Now blogging from a spiffy new McBook. And after working so long on a 12-inch iBook, the 13-inch MacBook screen seems huge.

  • Show Me The Money! Mark Potts has a reasonable question for the new, much-lauded Minneapolis online daily: where’s the business plan?
  • Death By Month: Tracking the Newspaper Industry’s Decline. Henry Blodget has started an online, accessible spreadsheet to track the declining fortunes of the newspaper industry. What a great use of the technology to keep track of a continually developing story.
  • Three quick ideas from television, for newspapers. Newspaper publishers have been long chortling about getting to the ‘net away ahead of TV. Don’t look now, they’re catching up by playing to their strengths.
  • Test-driving SLR-wannabe compact cameras.

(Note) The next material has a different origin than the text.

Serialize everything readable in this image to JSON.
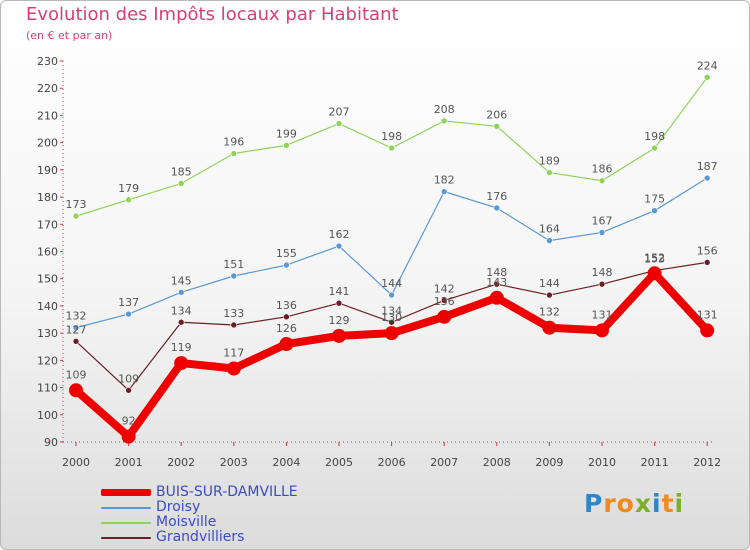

Some helpful reviews that will aid those who can’t afford &mdash or who don’t want — the DSLR big iron.
  • Jornalismo nos anos 40. I suspect I’ve pointed to this before, but if you haven’t seen this half-century-old newsreel about daily newspapering, you really should.
  • Viewing down, ad rates up. Go figure. Terry Heaton tries to puzzle this out in a post that includes the news that the internet is definitely starting to claw viewers away from the tube.
  • If newspapers are dying why do they cost so much to buy? John Duncan’s latest spirited defense of print. You can call his methodology into question, but his suggestion that there is a lot of value in local newspapers is valid.